Pen Sovann, Cambodia’s first prime minister after the Khmer Rouge and to some a “father” of the rebel forces that helped topple them, died on Saturday Oct 29,2016 at the age of 80 after a storied if rocky political life.
In a statement on Sunday Oct 30,2016, the opposition CNRP, which he joined in 2012, said he died at his home in Takeo province just after 7 p.m. on Saturday following a long fight with high blood pressure and diabetes. He suffered a stroke last year that left the right side of his body paralyzed.

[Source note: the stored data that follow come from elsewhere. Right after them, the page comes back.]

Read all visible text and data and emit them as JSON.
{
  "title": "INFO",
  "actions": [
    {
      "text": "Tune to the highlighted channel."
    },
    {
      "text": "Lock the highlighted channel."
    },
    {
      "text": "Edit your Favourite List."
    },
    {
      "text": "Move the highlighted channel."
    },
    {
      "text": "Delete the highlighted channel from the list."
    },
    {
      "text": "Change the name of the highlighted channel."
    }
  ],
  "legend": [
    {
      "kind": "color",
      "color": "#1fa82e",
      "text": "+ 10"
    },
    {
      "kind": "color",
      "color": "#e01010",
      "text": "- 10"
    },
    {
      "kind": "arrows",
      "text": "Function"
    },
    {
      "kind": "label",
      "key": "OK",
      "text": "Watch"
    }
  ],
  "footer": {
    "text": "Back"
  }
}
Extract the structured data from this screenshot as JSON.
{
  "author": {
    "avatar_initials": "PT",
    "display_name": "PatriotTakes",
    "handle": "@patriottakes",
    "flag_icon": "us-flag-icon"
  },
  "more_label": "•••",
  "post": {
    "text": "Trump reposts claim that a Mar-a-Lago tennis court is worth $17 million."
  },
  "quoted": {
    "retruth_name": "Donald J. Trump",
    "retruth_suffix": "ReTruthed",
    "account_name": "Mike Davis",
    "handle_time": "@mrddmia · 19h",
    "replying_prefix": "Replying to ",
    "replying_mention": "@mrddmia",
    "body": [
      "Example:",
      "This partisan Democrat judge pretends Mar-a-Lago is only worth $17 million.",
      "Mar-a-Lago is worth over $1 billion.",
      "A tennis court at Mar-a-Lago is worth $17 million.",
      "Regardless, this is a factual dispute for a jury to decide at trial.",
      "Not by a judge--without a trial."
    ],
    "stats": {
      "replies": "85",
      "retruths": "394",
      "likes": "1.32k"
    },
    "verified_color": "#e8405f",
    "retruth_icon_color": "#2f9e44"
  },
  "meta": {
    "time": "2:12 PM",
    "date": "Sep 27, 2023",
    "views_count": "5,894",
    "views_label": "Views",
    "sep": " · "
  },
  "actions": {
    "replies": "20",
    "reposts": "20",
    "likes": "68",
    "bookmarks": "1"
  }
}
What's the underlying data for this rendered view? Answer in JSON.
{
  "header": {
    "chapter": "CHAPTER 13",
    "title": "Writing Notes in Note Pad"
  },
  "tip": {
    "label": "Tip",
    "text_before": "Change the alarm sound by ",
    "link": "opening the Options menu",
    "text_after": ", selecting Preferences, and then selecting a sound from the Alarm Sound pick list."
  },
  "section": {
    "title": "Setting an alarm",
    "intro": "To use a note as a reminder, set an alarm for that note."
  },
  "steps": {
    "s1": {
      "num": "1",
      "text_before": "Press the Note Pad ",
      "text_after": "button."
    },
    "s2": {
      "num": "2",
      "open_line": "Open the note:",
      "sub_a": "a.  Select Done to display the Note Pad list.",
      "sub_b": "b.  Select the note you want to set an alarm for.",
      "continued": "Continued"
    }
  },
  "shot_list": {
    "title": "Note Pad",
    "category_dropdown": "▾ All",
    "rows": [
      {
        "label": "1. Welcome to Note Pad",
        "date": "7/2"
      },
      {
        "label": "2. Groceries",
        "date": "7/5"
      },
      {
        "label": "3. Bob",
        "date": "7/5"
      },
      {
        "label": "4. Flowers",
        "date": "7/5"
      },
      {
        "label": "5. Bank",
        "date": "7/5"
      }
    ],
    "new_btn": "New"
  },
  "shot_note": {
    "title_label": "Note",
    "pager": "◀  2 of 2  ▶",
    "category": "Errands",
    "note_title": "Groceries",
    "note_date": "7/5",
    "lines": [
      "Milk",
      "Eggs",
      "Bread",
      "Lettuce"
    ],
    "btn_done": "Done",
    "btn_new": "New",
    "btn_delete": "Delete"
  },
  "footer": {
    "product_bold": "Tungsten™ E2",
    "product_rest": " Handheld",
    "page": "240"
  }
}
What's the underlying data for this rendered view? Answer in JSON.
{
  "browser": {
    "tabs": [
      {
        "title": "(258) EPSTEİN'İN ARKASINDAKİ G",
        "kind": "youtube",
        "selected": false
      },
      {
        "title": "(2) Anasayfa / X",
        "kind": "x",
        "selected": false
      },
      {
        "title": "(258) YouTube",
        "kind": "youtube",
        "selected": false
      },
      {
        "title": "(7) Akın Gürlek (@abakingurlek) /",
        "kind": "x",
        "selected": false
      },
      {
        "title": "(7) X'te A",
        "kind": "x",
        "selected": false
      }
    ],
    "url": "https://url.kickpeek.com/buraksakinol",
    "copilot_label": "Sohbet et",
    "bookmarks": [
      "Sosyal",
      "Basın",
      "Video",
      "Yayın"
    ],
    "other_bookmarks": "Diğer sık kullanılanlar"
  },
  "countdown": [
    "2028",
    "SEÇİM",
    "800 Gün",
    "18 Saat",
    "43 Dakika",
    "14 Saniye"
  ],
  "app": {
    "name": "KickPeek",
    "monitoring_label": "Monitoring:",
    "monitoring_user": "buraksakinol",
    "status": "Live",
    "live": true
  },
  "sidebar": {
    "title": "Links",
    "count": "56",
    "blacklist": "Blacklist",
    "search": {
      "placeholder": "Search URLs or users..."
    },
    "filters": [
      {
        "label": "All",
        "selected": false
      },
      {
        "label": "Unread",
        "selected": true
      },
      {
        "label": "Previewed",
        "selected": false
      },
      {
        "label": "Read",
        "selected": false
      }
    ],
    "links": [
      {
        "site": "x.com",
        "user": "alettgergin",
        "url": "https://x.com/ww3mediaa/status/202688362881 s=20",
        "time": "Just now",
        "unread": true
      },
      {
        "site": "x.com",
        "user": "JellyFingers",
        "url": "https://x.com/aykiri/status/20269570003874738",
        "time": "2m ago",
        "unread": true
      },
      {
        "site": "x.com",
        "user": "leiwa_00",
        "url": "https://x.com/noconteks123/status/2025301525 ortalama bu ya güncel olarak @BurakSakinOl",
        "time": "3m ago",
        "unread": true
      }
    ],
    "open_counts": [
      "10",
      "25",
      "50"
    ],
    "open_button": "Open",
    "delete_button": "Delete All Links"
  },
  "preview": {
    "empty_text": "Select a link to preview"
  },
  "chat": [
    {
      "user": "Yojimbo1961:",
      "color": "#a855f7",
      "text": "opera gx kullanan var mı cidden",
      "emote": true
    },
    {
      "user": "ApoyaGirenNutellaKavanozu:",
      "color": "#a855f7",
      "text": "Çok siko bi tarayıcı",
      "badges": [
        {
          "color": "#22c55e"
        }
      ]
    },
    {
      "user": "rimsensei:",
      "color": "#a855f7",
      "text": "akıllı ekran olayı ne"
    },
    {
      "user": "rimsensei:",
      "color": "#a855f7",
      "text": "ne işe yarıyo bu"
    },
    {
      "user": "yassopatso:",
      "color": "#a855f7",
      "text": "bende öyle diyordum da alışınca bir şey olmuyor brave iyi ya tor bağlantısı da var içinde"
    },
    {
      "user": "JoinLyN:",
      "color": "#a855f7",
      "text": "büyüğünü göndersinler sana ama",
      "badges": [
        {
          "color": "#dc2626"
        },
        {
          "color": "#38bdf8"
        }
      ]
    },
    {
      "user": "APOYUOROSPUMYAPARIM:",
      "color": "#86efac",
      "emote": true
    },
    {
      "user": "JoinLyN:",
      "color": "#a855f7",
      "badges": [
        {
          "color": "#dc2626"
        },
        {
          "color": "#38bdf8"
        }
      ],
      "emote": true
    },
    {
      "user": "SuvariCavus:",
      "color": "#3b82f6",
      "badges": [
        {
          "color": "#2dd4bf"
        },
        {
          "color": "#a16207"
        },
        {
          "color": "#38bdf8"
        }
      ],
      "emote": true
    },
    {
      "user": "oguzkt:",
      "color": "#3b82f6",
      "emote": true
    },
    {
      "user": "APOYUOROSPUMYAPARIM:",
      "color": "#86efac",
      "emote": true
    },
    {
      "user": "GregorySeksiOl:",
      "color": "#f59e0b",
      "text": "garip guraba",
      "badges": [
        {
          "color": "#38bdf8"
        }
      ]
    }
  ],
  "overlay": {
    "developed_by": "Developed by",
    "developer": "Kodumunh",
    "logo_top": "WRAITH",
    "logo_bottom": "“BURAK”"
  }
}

A lifelong Marxist branded with a fervent nationalism growing up under the thumb of colonial France, Pen Sovann maintained to the end that the only trouble with socialism was with the people who tried—unsuccessfully—to put it to practice. Sidelined at the height of his career in 1981 when he was arrested as prime minister for bristling at the control of the Hanoi government that installed him, and mostly forgotten during a decade in exile, Pen Sovann returned to Cambodia Lazarus-like in the 1990s and enjoyed a minor political comeback in his final years as a lawmaker for the CNRP.
Pen Sovann had been the first prime minister of the newly formed Kampuchean People’s Revolutionary Party for less than six months when he was arrested in December 1981, having fallen out of favor with Hanoi, which effectively controlled the country until the end of the decade.